Cloperidone

Identifiers
- IUPAC name 3-[3-[4-(3-chlorophenyl)piperazin-1-yl]propyl]-1H-quinazoline-2,4-dione;
- CAS Number: 4052-13-5;
- PubChem CID: 10675;
- ChemSpider: 10225;
- UNII: 8FP5Y6U39R;
- ChEMBL: ChEMBL2110792;
- CompTox Dashboard (EPA): DTXSID30193530 ;

Chemical and physical data
- Formula: C_{21}H_{23}ClN_{4}O_{2}
- Molar mass: 398.89 g·mol^{−1}
- 3D model (JSmol): Interactive image;
- SMILES C1CN(CCN1CCCN2C(=O)C3=CC=CC=C3NC2=O)C4=CC(=CC=C4)Cl;
- InChI InChI=1S/C21H23ClN4O2/c22-16-5-3-6-17(15-16)25-13-11-24(12-14-25)9-4-10-26-20(27)18-7-1-2-8-19(18)23-21(26)28/h1-3,5-8,15H,4,9-14H2,(H,23,28); Key:FXZJKVODWNYPKK-UHFFFAOYSA-N;

= Cloperidone =

Hypotensive sedative

Cloperidone is a quinazolinedione derivative first reported in 1965 by Miles Laboratories, notable for its sedative and antihypertensive properties.
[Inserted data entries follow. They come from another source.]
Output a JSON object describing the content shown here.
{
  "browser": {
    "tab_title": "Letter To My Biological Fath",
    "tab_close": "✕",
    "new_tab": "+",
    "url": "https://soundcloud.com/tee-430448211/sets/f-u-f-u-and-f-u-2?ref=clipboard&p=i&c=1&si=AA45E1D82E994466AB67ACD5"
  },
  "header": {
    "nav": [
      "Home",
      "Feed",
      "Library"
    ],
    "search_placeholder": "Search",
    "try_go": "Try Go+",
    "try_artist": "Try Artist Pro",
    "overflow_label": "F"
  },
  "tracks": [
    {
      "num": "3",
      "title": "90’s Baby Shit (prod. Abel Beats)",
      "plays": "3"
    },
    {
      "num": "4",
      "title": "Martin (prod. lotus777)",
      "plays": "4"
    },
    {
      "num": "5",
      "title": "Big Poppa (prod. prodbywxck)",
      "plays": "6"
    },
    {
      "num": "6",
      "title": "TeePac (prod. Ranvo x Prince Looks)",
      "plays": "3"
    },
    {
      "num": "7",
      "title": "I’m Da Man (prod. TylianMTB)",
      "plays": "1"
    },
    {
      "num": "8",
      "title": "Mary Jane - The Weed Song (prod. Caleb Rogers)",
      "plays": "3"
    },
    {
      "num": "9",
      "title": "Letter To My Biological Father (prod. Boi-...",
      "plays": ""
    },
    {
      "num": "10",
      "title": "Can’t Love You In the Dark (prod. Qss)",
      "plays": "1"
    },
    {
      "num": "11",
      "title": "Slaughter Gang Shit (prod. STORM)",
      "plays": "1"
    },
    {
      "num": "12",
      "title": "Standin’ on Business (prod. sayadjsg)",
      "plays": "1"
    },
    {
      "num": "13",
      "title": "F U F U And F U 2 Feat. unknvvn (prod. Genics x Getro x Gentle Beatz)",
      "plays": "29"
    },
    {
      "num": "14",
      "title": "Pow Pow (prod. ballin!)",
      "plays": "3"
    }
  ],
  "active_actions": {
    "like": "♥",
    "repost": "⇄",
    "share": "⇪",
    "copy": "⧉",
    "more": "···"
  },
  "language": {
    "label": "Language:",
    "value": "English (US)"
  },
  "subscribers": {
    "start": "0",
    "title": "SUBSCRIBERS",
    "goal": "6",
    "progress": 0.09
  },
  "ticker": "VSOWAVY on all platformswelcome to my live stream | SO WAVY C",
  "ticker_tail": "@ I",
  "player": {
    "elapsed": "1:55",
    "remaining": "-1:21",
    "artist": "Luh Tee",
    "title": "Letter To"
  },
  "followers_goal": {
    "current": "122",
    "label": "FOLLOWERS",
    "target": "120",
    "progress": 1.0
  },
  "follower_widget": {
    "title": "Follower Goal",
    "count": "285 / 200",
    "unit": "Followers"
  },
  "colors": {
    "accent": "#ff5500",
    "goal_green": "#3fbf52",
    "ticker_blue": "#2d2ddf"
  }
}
Its pharmacological activity has been demonstrated in various animal models, including behavioral studies in dogs and cats, as well as motor coordination and locomotor activity assays in mice. Cloperidone is not an approved drug and appears to remain an experimental compound with no current clinical use.